Growing – as in the phrase ‘growing up’ – is not a process that ends with puberty. In fact, the most enriching phases of growth and self-improvement can come late in life, when we have learned how to grow. We’re not plants, or insects, or mammals bound by instinct. We’re never completely adult, in that sense. Humanity’s niche in the spectrum of life is as thinking, adaptable spirit. We are the species best able to figure out ways of succeeding in almost any environment, and discovering new possibilities. Making mistakes is an unavoidable part of the human condition.

Scaling that statement down to the personal, I have to ask myself what types of learning outcomes I can possibly derive from a misstep? It’s important to understand what kind of signals I’m receiving via the ouch-loop, or in the ‘Gawd no!’ reflex that smacks me on the forehead when I’ve made a more serious blunder. I can think of two obvious decisions to be made based on the cumulative evidence of my errors: I can decide I have to learn to do something I want to do better; or I can learn I’m not meant to be doing something I thought I wanted to.

Of course there’s a million shades between, but those two considerations lay at the root of my decision-making process moving forward – whether the process is triggered by the pain of error, or the blaze of a wahoo! inspirational moment.

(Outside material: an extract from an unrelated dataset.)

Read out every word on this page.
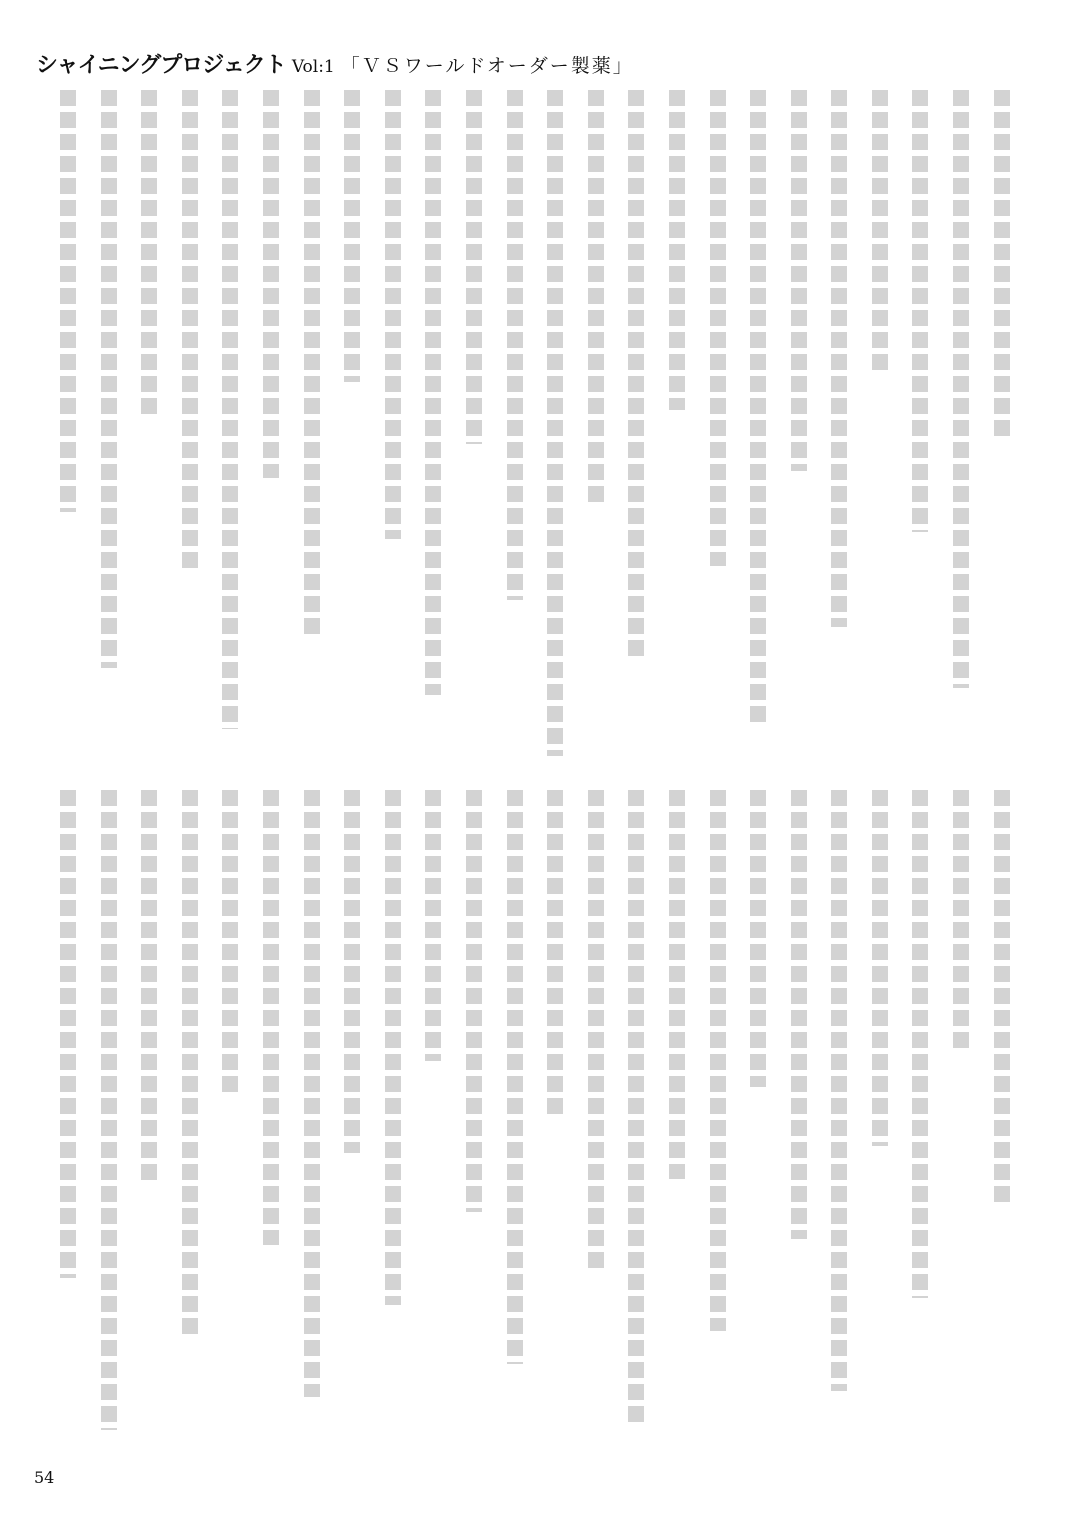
シャイニングプロジェクト Vol:1 「ＶＳワールドオーダー製薬」
54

To scale things back up again, those are the trial and error questions we as a species need to ask continuously, if we want to survive and achieve a sustainable, equitable and expanding future. For me as an individual, embarrassment and social castigation are the most likely outcomes of any slip-ups I might make; for us as a species, the stakes are much higher, and our ability to overcome collective pride and anguish so that we make good decisions requires Herculean exertions of leadership.